If you are not aware, especially on mirrorless cameras there is a phenomenon called shutter shock, which very simplistically is that vibration from the mechanical shutter that can cause blur or a loss of resolution especially at slower shutter speeds starting at 1/100th of a second to around 1/8th of a second and sometimes slower. This happens more frequently on a mirrorless camera because there are more actions the shutter has to perform because the sensor is normally exposed and open. The shutter has to first close before exposing the image. These actions are a lot more than what a DSLR does.

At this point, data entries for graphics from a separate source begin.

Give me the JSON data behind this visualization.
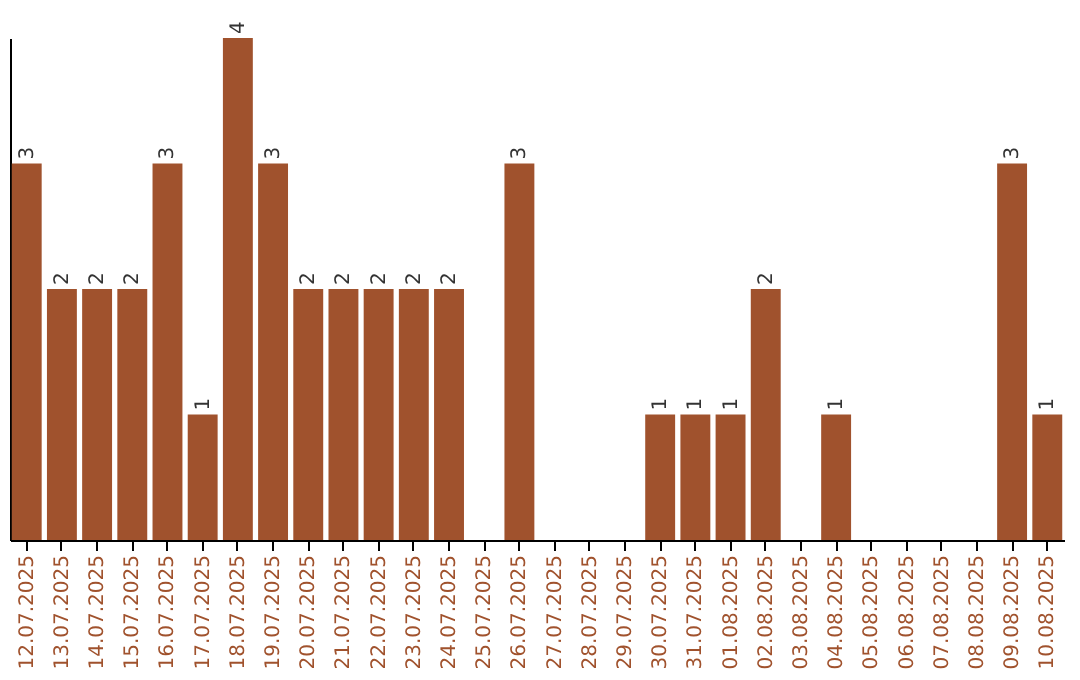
{
  "chart_data": {
    "type": "bar",
    "categories": [
      "12.07.2025",
      "13.07.2025",
      "14.07.2025",
      "15.07.2025",
      "16.07.2025",
      "17.07.2025",
      "18.07.2025",
      "19.07.2025",
      "20.07.2025",
      "21.07.2025",
      "22.07.2025",
      "23.07.2025",
      "24.07.2025",
      "25.07.2025",
      "26.07.2025",
      "27.07.2025",
      "28.07.2025",
      "29.07.2025",
      "30.07.2025",
      "31.07.2025",
      "01.08.2025",
      "02.08.2025",
      "03.08.2025",
      "04.08.2025",
      "05.08.2025",
      "06.08.2025",
      "07.08.2025",
      "08.08.2025",
      "09.08.2025",
      "10.08.2025"
    ],
    "values": [
      3,
      2,
      2,
      2,
      3,
      1,
      4,
      3,
      2,
      2,
      2,
      2,
      2,
      0,
      3,
      0,
      0,
      0,
      1,
      1,
      1,
      2,
      0,
      1,
      0,
      0,
      0,
      0,
      3,
      1
    ],
    "value_labels": [
      "3",
      "2",
      "2",
      "2",
      "3",
      "1",
      "4",
      "3",
      "2",
      "2",
      "2",
      "2",
      "2",
      null,
      "3",
      null,
      null,
      null,
      "1",
      "1",
      "1",
      "2",
      null,
      "1",
      null,
      null,
      null,
      null,
      "3",
      "1"
    ],
    "color": "#a0522d",
    "ylim": [
      0,
      4
    ],
    "tick_labels": "x"
  }
}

This amplifies the vibration effect on mirrorless cameras more than DSLRs did in the past.
Canon looks to combat this with a floating shutter assembly.
They first attempted to do this with a floating shutter;
an image pickup device that holds a shutter in a floating state so as to be movable only in the traveling direction of the shutter blade by using a spring, and absorbs vibration due to the traveling of the shutter blade.
however, they found was not accurate enough.
And in this patent application, they describe a mechanism that uses electromagnets to move the shutter instead which reduces the amount of vibration caused by the assembly. (Thanks for the clarification - I'll blame it on 60 hours' worth of jetlag still).
This is pretty cool and could be useful on cheaper cameras that Canon makes in the future that do not have a global shutter - which of course eliminates this completely.